Alors faites des efforts pour répondre à vos propres besoins. Apprenez à identifier vos déclencheurs et à les désamorcer. Constituez une équipe afin de pouvoir inviter d'autres personnes à vous aider quand ou si vous devez vous éloigner. Établissez des limites et sachez comment les maintenir sans attitude défensive ni agressivité.
Ne vous contentez pas de construire un espace sûr pour les enfants de votre vie. un.
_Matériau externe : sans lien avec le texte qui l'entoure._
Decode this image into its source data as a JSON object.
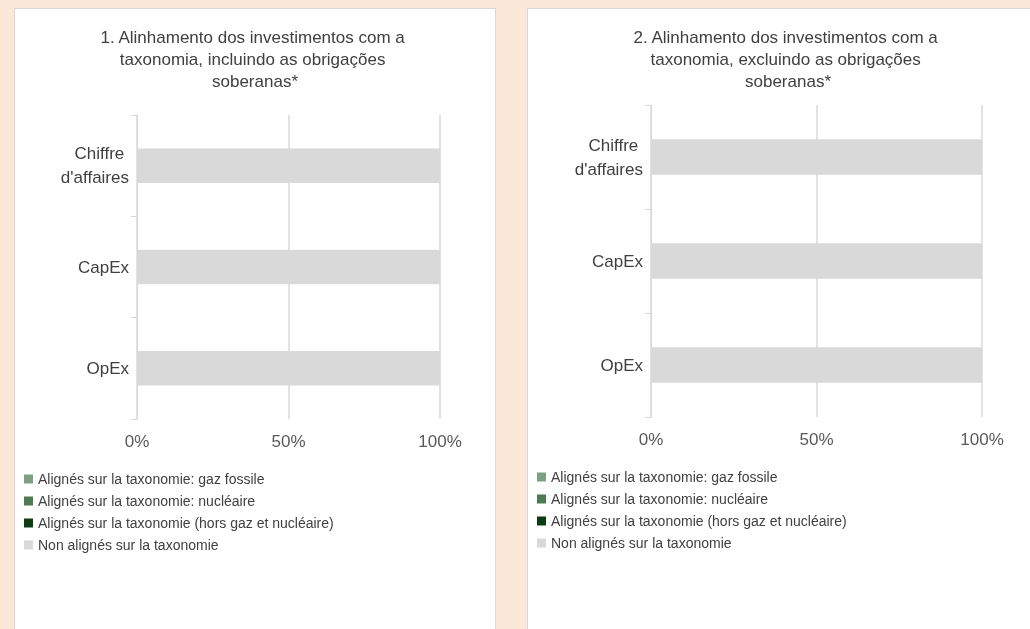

Je ne dis pas que c'est facile. C’est l’un des travaux les plus difficiles que chacun d’entre nous puisse accomplir. Mais c’est aussi le plus essentiel moralement et spirituellement. C’est le travail qui nous rapproche de Dieu et nous rapproche les uns des autres. C'est aussi le travail qui nous rapproche du propre ministère de Jésus.
Après tout, Jésus croyait aux secondes chances. Il croyait aux chances « 70 fois sept ».
Soyez donc la personne qui donne une seconde chance à un adolescent – ou autant de chances que nécessaire. Votre présence pourrait littéralement faire la différence entre la vie et la mort d’un jeune adulte de votre communauté.